Born in Mendham in Suffolk in 1878, Munnings trained initially as a lithographer before entering Norwich School of Art, and for a year attended the Académie Julian in Paris. A tragic accident in 1898 caused him to lose sight in his right eye, but he persevered with painting, and later that same year had two works exhibited at the Royal Academy.
Initially he painted rural subjects, ranging from landscapes and scenes of country life to Gypsy fairs, cattle and horses. In 1910 Munnings visited the village of Lamorna in Cornwall, becoming associated with the artists of the Newlyn school. He became close friends with the artists Laura and Harold Knight, and also met his first wife Florence Carter-Wood. After the war Munnings made his home at Castle House in Dedham (since 1960 the Munnings Museum), although he also rode from a stables he kept on Exmoor.

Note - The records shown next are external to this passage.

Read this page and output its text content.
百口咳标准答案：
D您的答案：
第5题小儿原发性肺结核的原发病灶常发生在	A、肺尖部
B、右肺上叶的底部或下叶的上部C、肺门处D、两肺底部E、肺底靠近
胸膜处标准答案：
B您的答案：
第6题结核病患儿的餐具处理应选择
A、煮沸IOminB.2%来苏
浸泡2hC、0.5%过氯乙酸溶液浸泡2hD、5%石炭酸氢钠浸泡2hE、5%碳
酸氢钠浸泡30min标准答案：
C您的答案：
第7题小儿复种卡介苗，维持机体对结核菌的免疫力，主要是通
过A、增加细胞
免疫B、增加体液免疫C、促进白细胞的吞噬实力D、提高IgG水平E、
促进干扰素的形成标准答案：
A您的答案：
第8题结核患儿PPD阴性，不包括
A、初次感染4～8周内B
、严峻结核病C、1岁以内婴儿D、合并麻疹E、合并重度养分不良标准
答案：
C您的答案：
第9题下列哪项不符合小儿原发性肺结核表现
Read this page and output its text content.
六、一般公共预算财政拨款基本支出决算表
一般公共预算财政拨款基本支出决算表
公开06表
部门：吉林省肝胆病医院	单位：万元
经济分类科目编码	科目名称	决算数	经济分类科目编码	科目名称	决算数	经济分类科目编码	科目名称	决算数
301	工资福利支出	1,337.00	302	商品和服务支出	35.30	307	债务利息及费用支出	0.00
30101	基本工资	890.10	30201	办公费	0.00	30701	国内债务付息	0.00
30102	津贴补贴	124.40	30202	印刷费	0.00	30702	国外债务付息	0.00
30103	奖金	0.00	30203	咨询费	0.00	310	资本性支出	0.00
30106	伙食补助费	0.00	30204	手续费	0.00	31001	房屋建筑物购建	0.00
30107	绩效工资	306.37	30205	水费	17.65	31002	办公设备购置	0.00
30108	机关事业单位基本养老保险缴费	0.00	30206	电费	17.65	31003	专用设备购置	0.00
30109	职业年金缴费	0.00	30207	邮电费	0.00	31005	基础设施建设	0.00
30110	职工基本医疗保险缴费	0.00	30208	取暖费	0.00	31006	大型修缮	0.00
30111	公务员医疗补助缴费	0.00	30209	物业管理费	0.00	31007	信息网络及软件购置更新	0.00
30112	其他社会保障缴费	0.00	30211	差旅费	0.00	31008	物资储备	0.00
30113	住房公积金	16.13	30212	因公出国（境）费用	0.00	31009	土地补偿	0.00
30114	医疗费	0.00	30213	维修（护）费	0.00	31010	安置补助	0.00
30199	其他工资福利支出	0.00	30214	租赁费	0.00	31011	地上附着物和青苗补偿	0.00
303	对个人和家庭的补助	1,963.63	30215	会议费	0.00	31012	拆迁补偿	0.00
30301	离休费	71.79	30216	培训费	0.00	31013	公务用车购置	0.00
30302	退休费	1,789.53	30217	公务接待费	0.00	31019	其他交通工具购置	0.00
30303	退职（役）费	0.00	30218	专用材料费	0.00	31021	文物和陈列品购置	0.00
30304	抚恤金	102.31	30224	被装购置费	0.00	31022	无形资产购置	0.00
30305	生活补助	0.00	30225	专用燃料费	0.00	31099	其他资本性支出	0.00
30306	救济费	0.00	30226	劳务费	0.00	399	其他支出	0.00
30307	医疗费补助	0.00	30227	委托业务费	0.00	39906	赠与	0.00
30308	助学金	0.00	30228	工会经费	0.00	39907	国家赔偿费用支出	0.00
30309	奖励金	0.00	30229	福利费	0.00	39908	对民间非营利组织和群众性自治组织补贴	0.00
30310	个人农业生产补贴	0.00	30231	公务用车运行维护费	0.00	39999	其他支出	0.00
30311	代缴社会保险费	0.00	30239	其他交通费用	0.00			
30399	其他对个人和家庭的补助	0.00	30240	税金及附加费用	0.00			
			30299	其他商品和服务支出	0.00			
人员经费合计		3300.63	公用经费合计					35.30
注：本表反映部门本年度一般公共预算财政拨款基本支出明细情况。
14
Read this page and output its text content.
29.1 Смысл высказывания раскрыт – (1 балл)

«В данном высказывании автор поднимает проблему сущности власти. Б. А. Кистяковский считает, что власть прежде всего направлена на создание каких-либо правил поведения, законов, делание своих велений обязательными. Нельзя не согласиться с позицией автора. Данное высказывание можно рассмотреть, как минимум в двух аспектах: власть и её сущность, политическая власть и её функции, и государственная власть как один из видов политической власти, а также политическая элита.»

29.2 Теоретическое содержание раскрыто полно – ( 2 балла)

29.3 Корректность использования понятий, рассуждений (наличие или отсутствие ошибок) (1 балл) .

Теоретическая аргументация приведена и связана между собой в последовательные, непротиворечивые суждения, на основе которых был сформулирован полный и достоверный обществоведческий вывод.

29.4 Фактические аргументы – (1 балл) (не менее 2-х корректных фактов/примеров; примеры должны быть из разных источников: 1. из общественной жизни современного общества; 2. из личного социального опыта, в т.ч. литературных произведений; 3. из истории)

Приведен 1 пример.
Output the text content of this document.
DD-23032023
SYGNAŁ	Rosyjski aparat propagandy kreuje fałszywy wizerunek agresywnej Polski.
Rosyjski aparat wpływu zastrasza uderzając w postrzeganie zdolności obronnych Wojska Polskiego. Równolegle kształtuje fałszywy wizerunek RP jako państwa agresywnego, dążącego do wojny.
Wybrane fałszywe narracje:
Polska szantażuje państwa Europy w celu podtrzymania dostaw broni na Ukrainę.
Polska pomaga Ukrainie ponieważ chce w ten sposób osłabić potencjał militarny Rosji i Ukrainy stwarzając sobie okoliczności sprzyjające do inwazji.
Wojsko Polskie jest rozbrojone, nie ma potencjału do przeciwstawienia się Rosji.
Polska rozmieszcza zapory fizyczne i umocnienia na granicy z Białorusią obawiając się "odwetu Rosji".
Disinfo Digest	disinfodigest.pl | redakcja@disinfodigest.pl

In style Munnings’ work might be described as ‘impressionist’ while his subject matter, emphatically traditional, chronicles a world which was, by the 1940s, to some extent coming to an end, but which we might now see as the archetype of all that is considered to be quintessentially English. With an unerring eye, Munnings captures not only the thrill of the chase and the vibrancy, wit and charm of the British racing world, but also all the seasonal variations of rural life and the quirky characters who inhabited a charmed age and gave it life.
Munnings was knighted in 1944 and that same year succeeded Lutyens as President of the Royal Academy, a post he would retain for five years. In his leaving speech broadcast on the BBC he attacked Matisse, Picasso and Cezanne as the ‘corruptors’ of art. The reaction did his reputation no favours. No stranger to controversy, and with a circle of friends and patrons spanning aristocracy and celebrity, his three-volume autobiography is replete with entertaining anecdotes.